If you are considered as a resident of Canada, you will have to follow the taxation rules for residents. In Canada, Airbnb hosts, except for Quebec residents, are required to remit taxes on their Airbnb income to the CRA. If you include standard services that are common to all rentals, such as heat, electricity, in-suite laundry facilities, and parking, your earnings from rental activities will likely be considered as rental income. However, if you provide additional services, such as cleaning, security, or meals, you will like be considered as a business.
If you are a sole proprietor and your Airbnb earnings are considered as business income, you will have to use Form T2125, Statement of Business or Professional Activities, to calculate your business income and expenses.
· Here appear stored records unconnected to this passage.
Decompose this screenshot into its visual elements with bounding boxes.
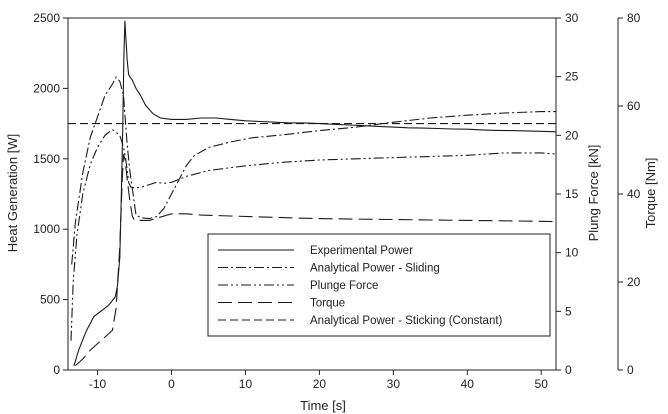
x-axis: -10 0 10 20 30 40 50 [89, 370, 548, 391]
left-tick-label: 0 [53, 363, 60, 377]
left-tick-label: 500 [40, 293, 60, 307]
left-axis-label: Heat Generation [W] [5, 134, 20, 253]
right1-tick-label: 10 [565, 246, 579, 260]
right2-tick-label: 0 [627, 363, 634, 377]
left-tick-label: 1500 [33, 152, 60, 166]
right1-tick-label: 5 [565, 304, 572, 318]
right2-tick-label: 60 [627, 99, 641, 113]
legend-label-2: Analytical Power - Sliding [310, 263, 440, 275]
x-tick-label: 10 [239, 377, 253, 391]
legend-label-5: Analytical Power - Sticking (Constant) [310, 315, 503, 327]
right-axis-plung-force: 0 5 10 15 20 25 30 [556, 11, 579, 377]
left-tick-label: 1000 [33, 222, 60, 236]
right1-tick-label: 30 [565, 11, 579, 25]
x-tick-label: 50 [535, 377, 549, 391]
right-axis-2-label: Torque [Nm] [643, 158, 658, 229]
series-layer [68, 20, 556, 367]
x-tick-label: 40 [461, 377, 475, 391]
right1-tick-label: 20 [565, 128, 579, 142]
right2-tick-label: 80 [627, 11, 641, 25]
left-tick-label: 2500 [33, 11, 60, 25]
right2-tick-label: 40 [627, 187, 641, 201]
right-axis-torque: 0 20 40 60 80 [617, 11, 641, 377]
x-tick-label: -10 [89, 377, 107, 391]
x-tick-label: 30 [387, 377, 401, 391]
right1-tick-label: 25 [565, 70, 579, 84]
legend-label-1: Experimental Power [310, 245, 413, 257]
right1-tick-label: 15 [565, 187, 579, 201]
series-line-2 [71, 76, 556, 265]
x-tick-label: 20 [313, 377, 327, 391]
left-tick-label: 2000 [33, 81, 60, 95]
x-axis-label: Time [s] [300, 398, 346, 413]
series-line-4 [75, 154, 556, 367]
left-axis: 0 500 1000 1500 2000 2500 [33, 11, 68, 377]
right1-tick-label: 0 [565, 363, 572, 377]
legend-label-3: Plunge Force [310, 280, 378, 292]
x-tick-label: 0 [168, 377, 175, 391]
legend: Experimental Power Analytical Power - Sli… [207, 233, 551, 337]
legend-label-4: Torque [310, 298, 345, 310]
right-axis-1-label: Plung Force [kN] [586, 145, 601, 242]
series-line-3 [70, 128, 556, 341]
right2-tick-label: 20 [627, 275, 641, 289]
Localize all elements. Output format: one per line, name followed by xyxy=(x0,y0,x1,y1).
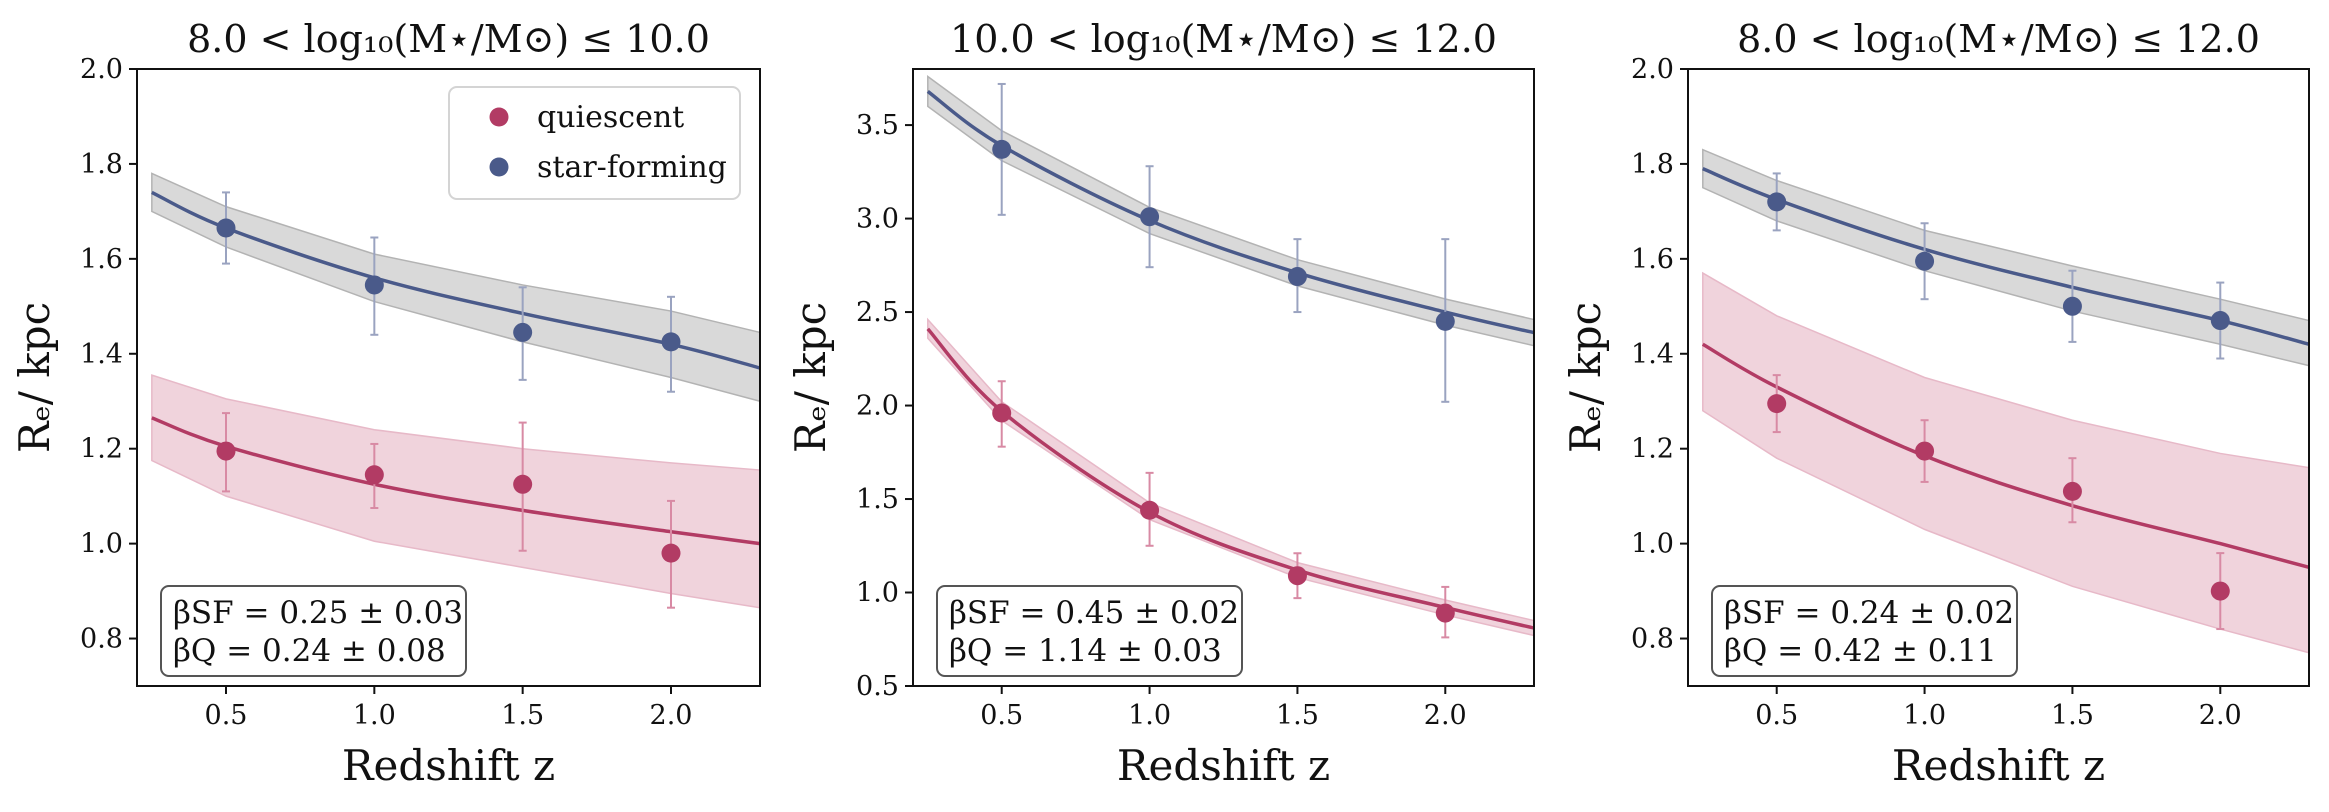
y-tick-label: 2.0 xyxy=(1631,54,1674,85)
y-tick-label: 1.2 xyxy=(80,434,123,465)
y-tick-label: 1.4 xyxy=(1631,339,1674,370)
x-tick-label: 1.0 xyxy=(1128,700,1171,731)
fit-annotation-line: βQ = 1.14 ± 0.03 xyxy=(949,633,1222,669)
star-forming-point xyxy=(1287,267,1307,287)
fit-annotation-line: βSF = 0.25 ± 0.03 xyxy=(173,595,463,631)
y-tick-label: 1.6 xyxy=(1631,244,1674,275)
fit-annotation-line: βQ = 0.24 ± 0.08 xyxy=(173,633,446,669)
y-tick-label: 1.4 xyxy=(80,339,123,370)
star-forming-point xyxy=(2062,296,2082,316)
x-tick-label: 1.0 xyxy=(1903,700,1946,731)
star-forming-point xyxy=(2210,311,2230,331)
x-tick-label: 2.0 xyxy=(1424,700,1467,731)
panel-low-mass: 0.5 1.0 1.5 2.0 0.8 1.0 1.2 1.4 1.6 1.8 2.0 8.0 < l… xyxy=(10,17,761,790)
y-axis-label: Rₑ/ kpc xyxy=(10,302,59,453)
panel-high-mass: 0.5 1.0 1.5 2.0 0.5 1.0 1.5 2.0 2.5 3.0 3.5 10.0 < … xyxy=(786,17,1535,790)
quiescent-point xyxy=(1435,603,1455,623)
star-forming-point xyxy=(992,139,1012,159)
star-forming-point xyxy=(1435,311,1455,331)
fit-annotation-line: βSF = 0.45 ± 0.02 xyxy=(949,595,1239,631)
star-forming-point xyxy=(1915,251,1935,271)
quiescent-point xyxy=(513,474,533,494)
quiescent-point xyxy=(2062,481,2082,501)
y-tick-label: 0.8 xyxy=(80,624,123,655)
y-tick-label: 1.5 xyxy=(856,484,899,515)
quiescent-point xyxy=(1915,441,1935,461)
legend-box xyxy=(448,86,741,200)
y-axis-label: Rₑ/ kpc xyxy=(1561,302,1610,453)
quiescent-point xyxy=(1287,566,1307,586)
y-tick-label: 0.8 xyxy=(1631,624,1674,655)
x-tick-label: 2.0 xyxy=(650,700,693,731)
star-forming-point xyxy=(1140,207,1160,227)
panel-title: 8.0 < log₁₀(M⋆/M⊙) ≤ 10.0 xyxy=(187,17,710,61)
legend-marker-star-forming xyxy=(489,157,509,177)
x-tick-label: 0.5 xyxy=(1755,700,1798,731)
fit-annotation-line: βQ = 0.42 ± 0.11 xyxy=(1724,633,1997,669)
x-tick-label: 1.5 xyxy=(1276,700,1319,731)
x-tick-label: 1.0 xyxy=(353,700,396,731)
panel-title: 8.0 < log₁₀(M⋆/M⊙) ≤ 12.0 xyxy=(1737,17,2260,61)
fit-annotation-line: βSF = 0.24 ± 0.02 xyxy=(1724,595,2014,631)
quiescent-point xyxy=(1767,394,1787,414)
x-axis-label: Redshift z xyxy=(1892,741,2105,790)
star-forming-point xyxy=(364,275,384,295)
x-tick-label: 0.5 xyxy=(980,700,1023,731)
plot-frame xyxy=(136,68,761,687)
y-tick-label: 2.5 xyxy=(856,297,899,328)
quiescent-fit-line xyxy=(926,327,1535,630)
quiescent-point xyxy=(216,441,236,461)
legend-label-quiescent: quiescent xyxy=(537,100,684,135)
panel-title: 10.0 < log₁₀(M⋆/M⊙) ≤ 12.0 xyxy=(950,17,1497,61)
star-forming-point xyxy=(661,332,681,352)
y-tick-label: 1.0 xyxy=(856,578,899,609)
star-forming-confidence-band xyxy=(927,74,1535,347)
star-forming-point xyxy=(216,218,236,238)
x-tick-label: 1.5 xyxy=(501,700,544,731)
y-tick-label: 1.0 xyxy=(80,529,123,560)
y-tick-label: 2.0 xyxy=(80,54,123,85)
y-tick-label: 3.5 xyxy=(856,110,899,141)
quiescent-point xyxy=(992,403,1012,423)
plot-frame xyxy=(1687,68,2310,687)
x-axis-label: Redshift z xyxy=(1117,741,1330,790)
quiescent-point xyxy=(661,543,681,563)
y-tick-label: 1.6 xyxy=(80,244,123,275)
y-axis-label: Rₑ/ kpc xyxy=(786,302,835,453)
star-forming-fit-line xyxy=(926,90,1535,335)
x-axis-label: Redshift z xyxy=(342,741,555,790)
quiescent-point xyxy=(1140,500,1160,520)
legend-label-star-forming: star-forming xyxy=(537,150,727,185)
star-forming-confidence-band xyxy=(151,172,761,403)
y-tick-label: 3.0 xyxy=(856,204,899,235)
y-tick-label: 1.2 xyxy=(1631,434,1674,465)
legend-marker-quiescent xyxy=(489,107,509,127)
y-tick-label: 1.8 xyxy=(1631,149,1674,180)
star-forming-point xyxy=(1767,192,1787,212)
quiescent-point xyxy=(2210,581,2230,601)
y-tick-label: 2.0 xyxy=(856,391,899,422)
quiescent-point xyxy=(364,465,384,485)
fit-annotation-box xyxy=(160,585,467,677)
plot-frame xyxy=(912,68,1535,687)
x-tick-label: 1.5 xyxy=(2051,700,2094,731)
fit-annotation-box xyxy=(936,585,1243,677)
quiescent-confidence-band xyxy=(151,374,761,609)
x-tick-label: 0.5 xyxy=(205,700,248,731)
y-tick-label: 1.0 xyxy=(1631,529,1674,560)
star-forming-point xyxy=(513,322,533,342)
y-tick-label: 0.5 xyxy=(856,671,899,702)
x-tick-label: 2.0 xyxy=(2199,700,2242,731)
fit-annotation-box xyxy=(1711,585,2018,677)
y-tick-label: 1.8 xyxy=(80,149,123,180)
panel-all-mass: 0.5 1.0 1.5 2.0 0.8 1.0 1.2 1.4 1.6 1.8 2.0 8.0 < l… xyxy=(1561,17,2310,790)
If you have rental income, you must use Form T776, Statement of Real Estate Rentals. Depending on your reporting period, you may be required to file and remit payments on a monthly, quarterly, or annual basis. For most individual taxpayers, income tax returns are due on April 30th of each year.
You are also required to keep detailed records of all of your rental income and expenses with invoices, receipts, contracts, or other supporting documents for six years from the end of the tax year to which they relate.
Self-employed individuals and employers are required to pay Canada Pension (CPP) contributions and Employment Insurance (EI). By the last day of February each year, they are required to file Form T4SUM, Summary of Remuneration Paid and to each employee a Form T4, Statement of Remuneration Paid slip to CRA. For Quebec residents, information on Quebec Pension Plan (QPP) contributions can be found here.
Goods and Services Tax (GST)/Harmonized Sales Tax (HST) and Provincial Sales Tax (PST)
Both non-residents and residents may be required to pay goods and services tax and sales tax on their rental activities. Airbnb hosts who earn more than $30,000 in four consecutive fiscal quarters or in a single quarter are required to register for a GST/HST account and pay the applicable Goods and Services Tax (GST)/Harmonized Sales Tax (HST).
Depending on when you exceed this threshold, you will be required to register as soon as you stop being considered as a small supplier or at the end of the quarter in which you stopped being a small supplier. However, the rules regarding Provincial Sales Tax (PST) vary from province to province. Quebec does not participate in the HST system and instead administers its own Quebec Sales Tax (QST).